I have just superficially read your paper, and it seems to me that there 
are two problems or tasks:

(1)  Finding the most natural syntax for dealing with undefinedness.
(2)  Finding the most natural semantics for such "natural" syntax.

It is tempting to say, that these tasks are a bit contradictory :-).

>From the (1)'s point of view (ignoring any semantics issues for the 
moment), I agree that having things like "=~" seems to be an improvement, 
since it at least provides a kind of a "warning" to anyone who is dealing 
with formulas like "x/x = 1".
>From this "user's point of view", it feels much easier to read the formula 

"x/x =~ 1 - 0/x" , being advised by "=~" that "there is a catch",

than to read the Mizar theorem

"x/x = 1 - 0/x" , wondering "What the Hell is happening here??", and being

answered: "So they did not teach you that 0/0 = 0 ?" :-).

Freek wrote earlier that he hates such "accidental" theorems, which seems 
to be the proper name for that. Such defaults lead to all kinds of 
"clever hacks", which make the text incomprehensible to anyone below the 
level of High Initiate.

In the purely syntactical sense, this "warning" approach for 
"possibly undefined" terms could even be used more widely - one could imagine 
e.g. some syntactic conventions for "possibly empty" types, etc. 

It is for exactly the same reason, that I do not like the "default" value  
of predicates on undefined terms in your approach. E.g. 

"x/y = 1 implies x = y"

is just simply true in your system, leading to the same kind of confusion 
as the Mizar "0/0 = 0" default above. But it is the only default you 
propose, while Mizar allows (and uses) many ad hoc defaults of this kind.

Perhaps it would suffice to mend it with some additional syntactic sugar.  
>From this syntactical point of view, the thing that we want to have 
marked is the smallest undefined subterm. 
Such detailed marking reminds me a bit of using explicit retracting 
operators in the "partiality via subtypes" approach.

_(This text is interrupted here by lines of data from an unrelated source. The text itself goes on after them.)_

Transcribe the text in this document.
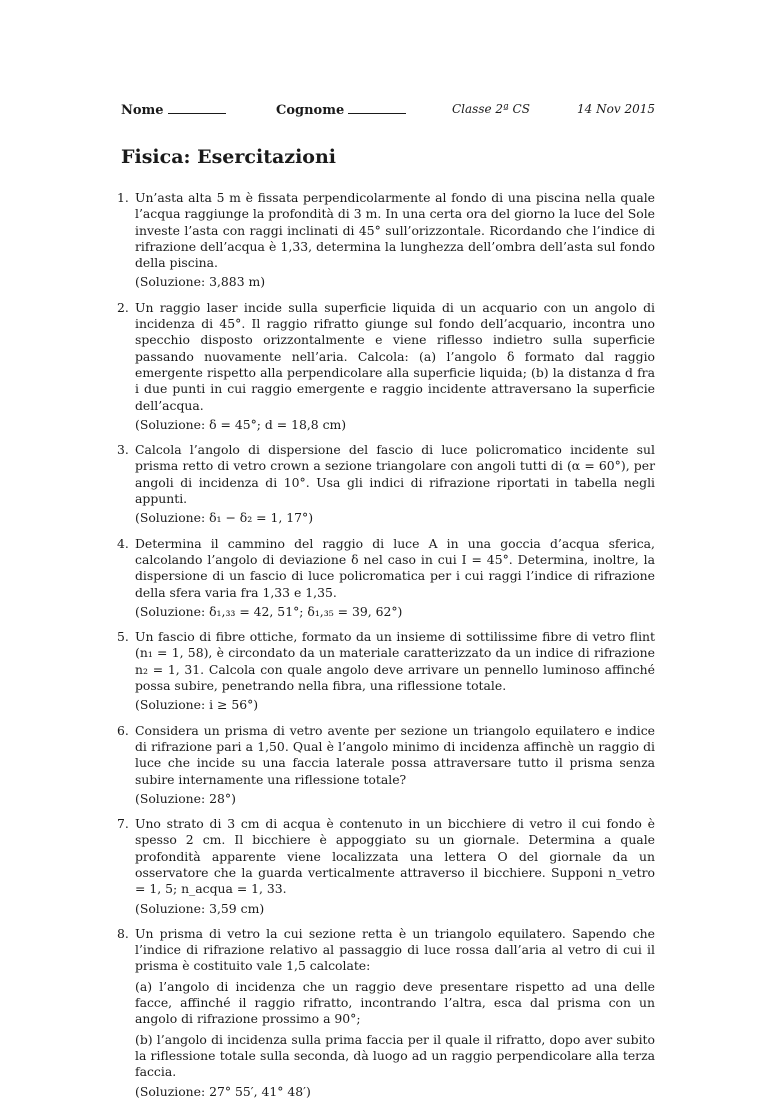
Nome	Cognome	Classe 2ª CS	14 Nov 2015
Fisica: Esercitazioni
1. Un’asta alta 5 m è fissata perpendicolarmente al fondo di una piscina nella quale l’acqua raggiunge la profondità di 3 m. In una certa ora del giorno la luce del Sole investe l’asta con raggi inclinati di 45° sull’orizzontale. Ricordando che l’indice di rifrazione dell’acqua è 1,33, determina la lunghezza dell’ombra dell’asta sul fondo della piscina.
(Soluzione: 3,883 m)
2. Un raggio laser incide sulla superficie liquida di un acquario con un angolo di incidenza di 45°. Il raggio rifratto giunge sul fondo dell’acquario, incontra uno specchio disposto orizzontalmente e viene riflesso indietro sulla superficie passando nuovamente nell’aria. Calcola: (a) l’angolo δ formato dal raggio emergente rispetto alla perpendicolare alla superficie liquida; (b) la distanza d fra i due punti in cui raggio emergente e raggio incidente attraversano la superficie dell’acqua.
(Soluzione: δ = 45°; d = 18,8 cm)
3. Calcola l’angolo di dispersione del fascio di luce policromatico incidente sul prisma retto di vetro crown a sezione triangolare con angoli tutti di (α = 60°), per angoli di incidenza di 10°. Usa gli indici di rifrazione riportati in tabella negli appunti.
(Soluzione: δ₁ − δ₂ = 1, 17°)
4. Determina il cammino del raggio di luce A in una goccia d’acqua sferica, calcolando l’angolo di deviazione δ nel caso in cui I = 45°. Determina, inoltre, la dispersione di un fascio di luce policromatica per i cui raggi l’indice di rifrazione della sfera varia fra 1,33 e 1,35.
(Soluzione: δ₁,₃₃ = 42, 51°; δ₁,₃₅ = 39, 62°)
5. Un fascio di fibre ottiche, formato da un insieme di sottilissime fibre di vetro flint (n₁ = 1, 58), è circondato da un materiale caratterizzato da un indice di rifrazione n₂ = 1, 31. Calcola con quale angolo deve arrivare un pennello luminoso affinché possa subire, penetrando nella fibra, una riflessione totale.
(Soluzione: i ≥ 56°)
6. Considera un prisma di vetro avente per sezione un triangolo equilatero e indice di rifrazione pari a 1,50. Qual è l’angolo minimo di incidenza affinchè un raggio di luce che incide su una faccia laterale possa attraversare tutto il prisma senza subire internamente una riflessione totale?
(Soluzione: 28°)
7. Uno strato di 3 cm di acqua è contenuto in un bicchiere di vetro il cui fondo è spesso 2 cm. Il bicchiere è appoggiato su un giornale. Determina a quale profondità apparente viene localizzata una lettera O del giornale da un osservatore che la guarda verticalmente attraverso il bicchiere. Supponi n_vetro = 1, 5; n_acqua = 1, 33.
(Soluzione: 3,59 cm)
8. Un prisma di vetro la cui sezione retta è un triangolo equilatero. Sapendo che l’indice di rifrazione relativo al passaggio di luce rossa dall’aria al vetro di cui il prisma è costituito vale 1,5 calcolate:
(a) l’angolo di incidenza che un raggio deve presentare rispetto ad una delle facce, affinché il raggio rifratto, incontrando l’altra, esca dal prisma con un angolo di rifrazione prossimo a 90°;
(b) l’angolo di incidenza sulla prima faccia per il quale il rifratto, dopo aver subito la riflessione totale sulla seconda, dà luogo ad un raggio perpendicolare alla terza faccia.
(Soluzione: 27° 55′, 41° 48′)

I think (2) (i.e. getting "natural" semantics) is the big problem (prof. 
Goguen in http://www.cs.ucsd.edu/users/goguen/pps/ftp97.ps cites Rolling 
Stones' "I can't get no satisfaction" :-).

Being no expert, I believe that this has both the "rational" side - more 
options come to mind than in the classical Tarski's approach, and also 
some more "irrational" side - I do not know why, but it seems to me that 
many "normal" mathematicians are generally distracted from working inside 
"nonstandard" formalisms, be it nonstandard set theory, constructive 
logic, type theory, or just nonstandard analysis.


Best regards,
Josef Urban